La homofobia es el resultado de esa creciente
socialización que insiste en la división rígida de los géneros con objeto
de controlarlos mejor
socialmente. Sin embargo, esa
rígida división entre géneros que además supone una rígida concepción de la
orientación sexual exclusiva, no se casa bien con las experiencias vividas por
las mujeres que optan por una existencia lesbiana. Muchas de ellas dicen que
como lesbianas son más felices que en sus relaciones anteriores con hombres
porque encuentran en las relaciones entre mujeres cualidades que no encuentran
con ellos, no sólo por la posibilidad de explorar un potencial erótico, que es
mucho más amplio en las mujeres que en los hombres, sino también porque se
liberan de la mascarada opresiva que adoptan muchas veces para no provocar la
rivalidad del compañero y por el temor de dejar de ser deseadas.
Hablando del potencial erótico femenino,
recuerdo la película Felpudo maldito, en la que la
actriz Josianne Balasko, que interpretaba el papel de una butch (camionera),
intenta seducir a Victoria Abril diciéndole “entre nosotras no hay eyaculación precoz”. Otras lesbianas sienten que su atracción por
las mujeres es exclusivamente sexual y que siempre ha sido así, reservándose en
la fantasía la creencia de su heterosexualidad porque aman a los hombres aunque
no se acuesten con ellos. Afirmación que por cierto nos recuerda que amor y
sexo pertenecen a registros diferentes, que el amor tiene que ver con los
ideales, y no necesariamente se articula con la sexualidad. O sea, se puede
amar a alguien del mismo sexo, pero eso no supone siempre un deseo sexual, como
suele asociarse desde el desconocimiento y el prejuicio. Hay mujeres que se
pueden relacionar sexual y afectivamente con hombres y con mujeres, aunque no
es frecuente que lo hagan simultáneamente. Otras reconocen que antes de optar
por una existencia lesbiana han tenido una existencia heterosexual y que sus
experiencias eróticas con los hombres han sido satisfactorias pero que después
de tener una experiencia con una mujer descubrieron otro placer más intenso,
como si compararan un café normal con una droga dura. Otras piensan que después
de relacionarse con mujeres no volverán a relacionarse con hombres y de hecho,
las hay que tienen muchos años de convivencia con su pareja femenina con hijos
de un matrimonio anterior o adoptados por ambas o porque una o las dos se
decide/n por la inseminación artificial. Otras pueden volver a la
heterosexualidad después de algunas experiencias lesbianas.

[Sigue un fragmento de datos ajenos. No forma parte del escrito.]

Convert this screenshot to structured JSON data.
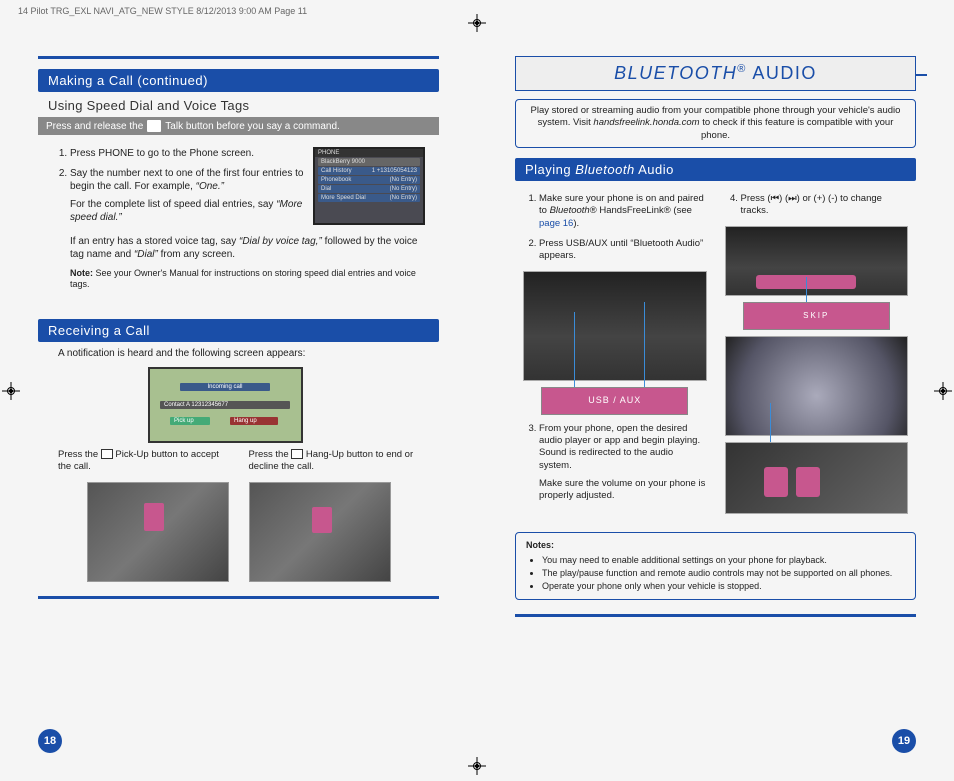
{
  "print_header": "14 Pilot TRG_EXL NAVI_ATG_NEW STYLE  8/12/2013  9:00 AM  Page 11",
  "left": {
    "sec1_title": "Making a Call (continued)",
    "subhead": "Using Speed Dial and Voice Tags",
    "graybar_pre": "Press and release the",
    "graybar_post": "Talk button before you say a command.",
    "step1": "Press PHONE to go to the Phone screen.",
    "step2": "Say the number next to one of the first four entries to begin the call. For example, ",
    "step2_em": "“One.”",
    "step2_after": "For the complete list of speed dial entries, say ",
    "step2_after_em": "“More speed dial.”",
    "paragraph": "If an entry has a stored voice tag, say ",
    "paragraph_em1": "“Dial by voice tag,”",
    "paragraph_mid": " followed by the voice tag name and ",
    "paragraph_em2": "“Dial”",
    "paragraph_end": " from any screen.",
    "note_b": "Note:",
    "note_text": " See your Owner's Manual for instructions on storing speed dial entries and voice tags.",
    "phone_top": "PHONE",
    "phone_device": "BlackBerry 9000",
    "phone_r1a": "Call History",
    "phone_r1b": "1 +13105054123",
    "phone_r2a": "Phonebook",
    "phone_r2b": "(No Entry)",
    "phone_r3a": "Dial",
    "phone_r3b": "(No Entry)",
    "phone_r4a": "More Speed Dial",
    "phone_r4b": "(No Entry)",
    "sec2_title": "Receiving a Call",
    "notif": "A notification is heard and the following screen appears:",
    "nav_incoming": "Incoming call",
    "nav_contact": "Contact A        12312345677",
    "nav_pickup": "Pick up",
    "nav_hangup": "Hang up",
    "pickup_pre": "Press the ",
    "pickup_post": " Pick-Up button to accept the call.",
    "hangup_pre": "Press the ",
    "hangup_post": " Hang-Up button to end or decline the call.",
    "page_num": "18"
  },
  "right": {
    "title_ital": "BLUETOOTH",
    "title_reg": "®",
    "title_rest": " AUDIO",
    "intro1": "Play stored or streaming audio from your compatible phone through your vehicle's audio system. Visit ",
    "intro_em": "handsfreelink.honda.com",
    "intro2": " to check if this feature is compatible with your phone.",
    "sec_title_pre": "Playing ",
    "sec_title_ital": "Bluetooth",
    "sec_title_post": " Audio",
    "s1_pre": "Make sure your phone is on and paired to ",
    "s1_ital": "Bluetooth",
    "s1_mid": "® HandsFreeLink® (see ",
    "s1_link": "page 16",
    "s1_end": ").",
    "s2": "Press USB/AUX until “Bluetooth Audio” appears.",
    "s3a": "From your phone, open the desired audio player or app and begin playing. Sound is redirected to the audio system.",
    "s3b": "Make sure the volume on your phone is properly adjusted.",
    "s4": "Press (⏮) (⏭) or (+) (-) to change tracks.",
    "usb_label": "USB / AUX",
    "skip_label": "SKIP",
    "notes_head": "Notes:",
    "n1": "You may need to enable additional settings on your phone for playback.",
    "n2": "The play/pause function and remote audio controls may not be supported on all phones.",
    "n3": "Operate your phone only when your vehicle is stopped.",
    "page_num": "19"
  }
}
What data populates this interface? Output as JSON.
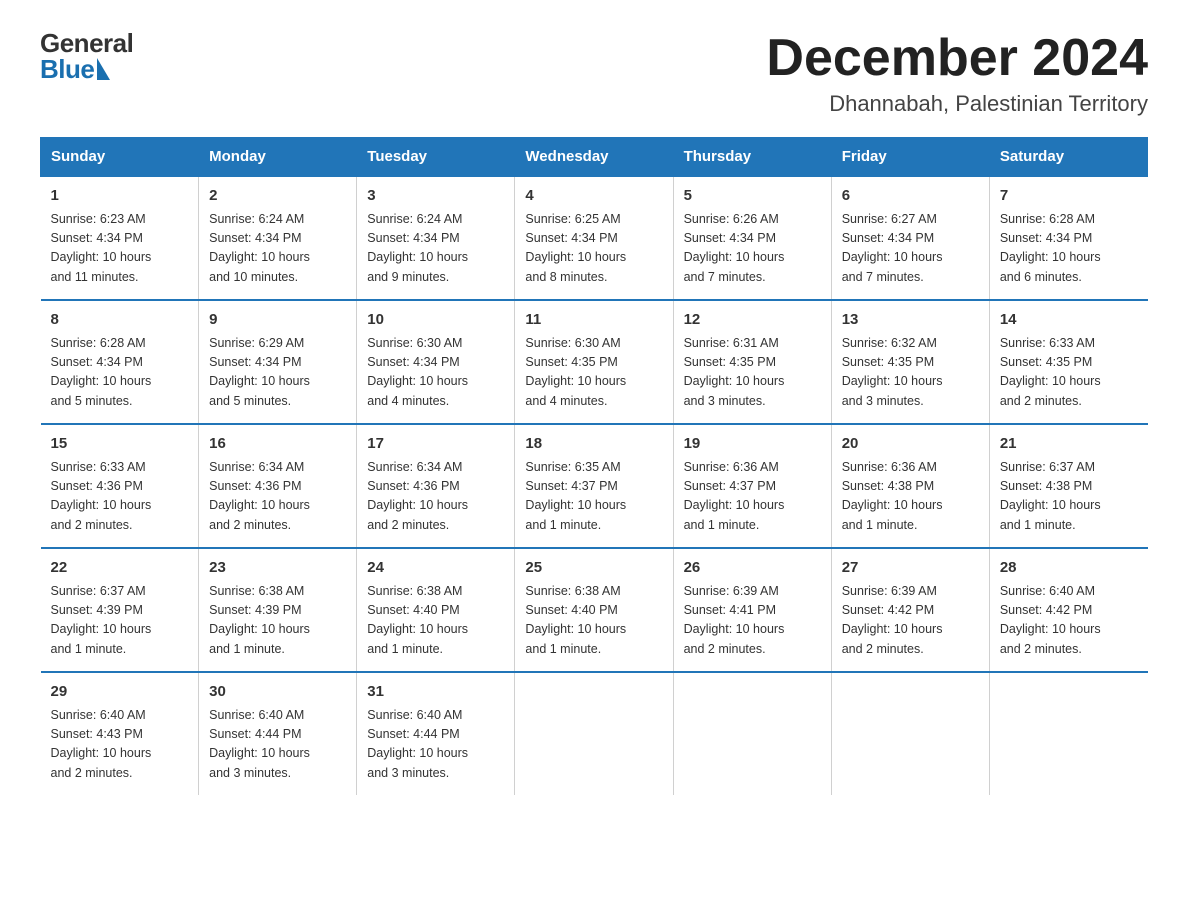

Esta amplia diversidad de la experiencia
erótica de las mujeres lesbianas no queda bien reflejada en el uso del término
lesbiana, por ser un término homogeneizador que no refleja en absoluto esa
diversidad. Como dice Judith Butler en el texto
citado más arriba, “si yo proclamo ser una lesbiana, yo me hago visible sólo
para producir un closet nuevo y diferente.[…]En efecto, el lugar de la
opacidad es simplemente desplazado: antes no sabías si yo “era”, pero ahora
no sabes lo que eso significa […]. (El subrayado es mío).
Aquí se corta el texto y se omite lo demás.